Journal of biometrics & biostatistics·2018

Same journal

Power Estimation in Planning Randomized Two-Arm Pre-Post Intervention Trials with Repeated Longitudinal Outcomes.

Journal of biometrics & biostatistics·2018

See all related articles

Search research articles

Related Experiment Video

Updated: Apr 28, 2026

ExCYT: A Graphical User Interface for Streamlining Analysis of High-Dimensional Cytometry Data

ExCYT: A Graphical User Interface for Streamlining Analysis of High-Dimensional Cytometry Data

Published on: January 16, 2019

Clustering Scatter Plots Using Data Depth Measures.

Zhanpan Zhang¹, Xinping Cui¹, Daniel R Jeske¹

¹Department of Statistics, University of California, Riverside, CA, USA.
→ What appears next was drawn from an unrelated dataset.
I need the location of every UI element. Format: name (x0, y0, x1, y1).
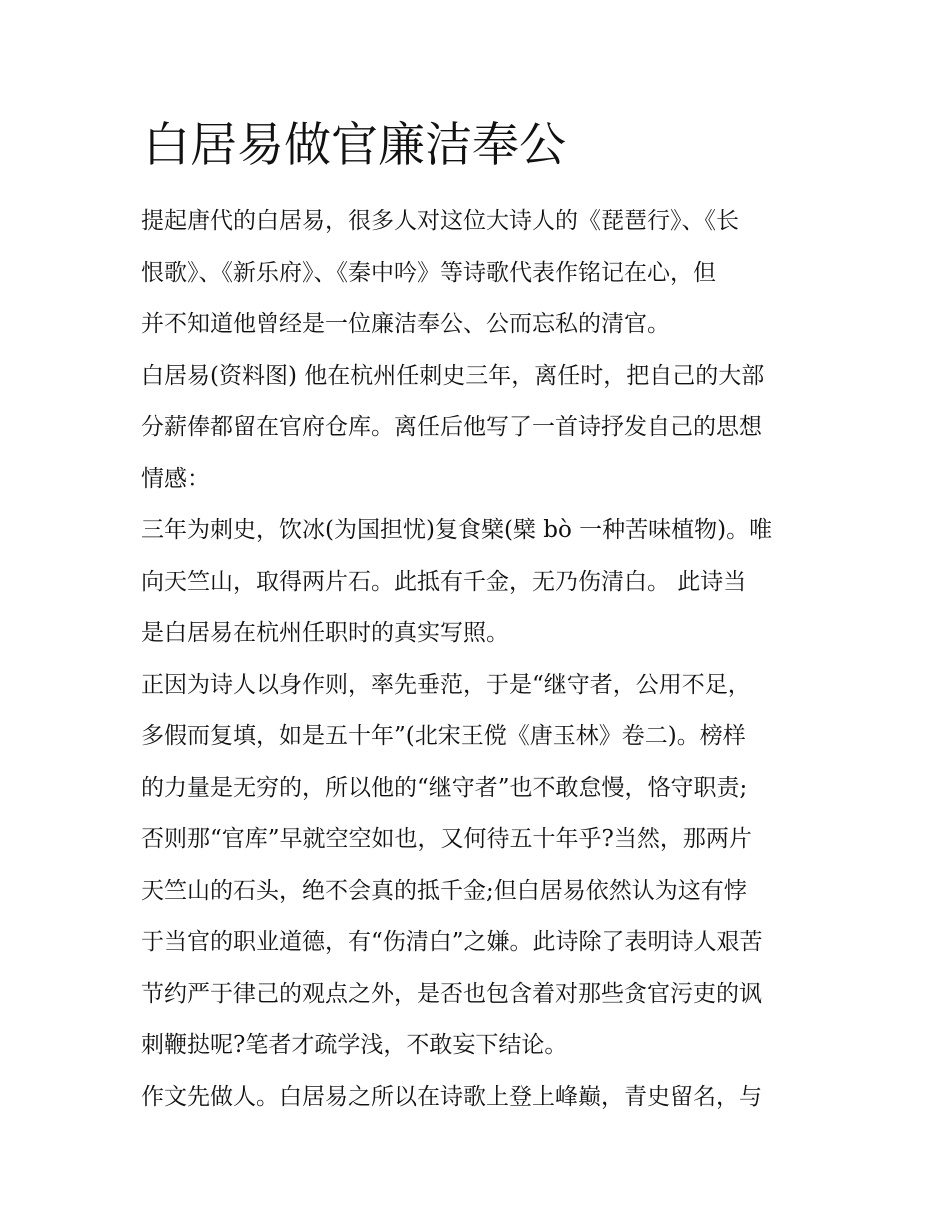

Journal of Biometrics & Biostatistics

|June 3, 2014

Summary

This summary is machine-generated.

This study introduces a novel hierarchical clustering method for scatter plot data matrices, enhancing data mining capabilities in fields like bioinformatics. The new approach uses "data depth" for accurate dissimilarity measurement and integrates hypothesis testing for robust clustering and visualization.

Keywords:

Clustering Data Depth Quality Index Scatter Plot Visualization

More Related Videos

Measuring the Behavioral Effects of Intraocular Scatter

Measuring the Behavioral Effects of Intraocular Scatter

Published on: February 18, 2021

Visualization and Quantification of High-Dimensional Cytometry Data using Cytofast and the Upstream Clustering Methods FlowSOM and Cytosplore

Visualization and Quantification of High-Dimensional Cytometry Data using Cytofast and the Upstream Clustering Methods FlowSOM and Cytosplore

Published on: December 12, 2019

Related Experiment Videos

Last Updated: Apr 28, 2026

ExCYT: A Graphical User Interface for Streamlining Analysis of High-Dimensional Cytometry Data

ExCYT: A Graphical User Interface for Streamlining Analysis of High-Dimensional Cytometry Data

Published on: January 16, 2019

Measuring the Behavioral Effects of Intraocular Scatter

Measuring the Behavioral Effects of Intraocular Scatter

Published on: February 18, 2021

Visualization and Quantification of High-Dimensional Cytometry Data using Cytofast and the Upstream Clustering Methods FlowSOM and Cytosplore

Visualization and Quantification of High-Dimensional Cytometry Data using Cytofast and the Upstream Clustering Methods FlowSOM and Cytosplore

Published on: December 12, 2019

Area of Science:

Data Mining
Bioinformatics
Computational Statistics

Background:

Clustering is a key data mining technique widely used in bioinformatics and text mining.
Existing clustering methods are limited to scalar data matrices, failing to capture complex bivariate distributions.
There is a need for advanced clustering methods capable of handling scatter plot data.

Purpose of the Study:

To introduce a novel hierarchical clustering procedure for data matrices of scatter plots.
To develop a dissimilarity statistic based on "data depth" for accurate bivariate distribution comparison.
To integrate hypothesis testing with clustering for simultaneous row and column analysis and to enable visualization of results.

Main Methods:

Developed a hierarchical clustering algorithm specifically designed for scatter plot matrices.
Introduced a "data depth" based dissimilarity measure to quantify differences between bivariate distributions.
Combined hypothesis testing with hierarchical clustering for joint row-column clustering.
Proposed novel painting metrics and heat map construction for cluster visualization.

Main Results:

The proposed method successfully clusters data matrices of scatter plots, outperforming existing methods for complex data.
The "data depth" metric effectively captures discrepancies in bivariate distributions without oversimplification.
Simulations and a microbe-host interaction study demonstrated the method's utility and power.
Novel visualization techniques provide insightful representations of identified clusters.

Conclusions:

The new hierarchical clustering method offers a powerful tool for analyzing complex, high-dimensional data represented as scatter plots.
The "data depth" metric and integrated hypothesis testing provide a robust framework for uncovering hidden patterns in data.
This approach has significant potential for applications in bioinformatics, systems biology, and other data-intensive scientific fields.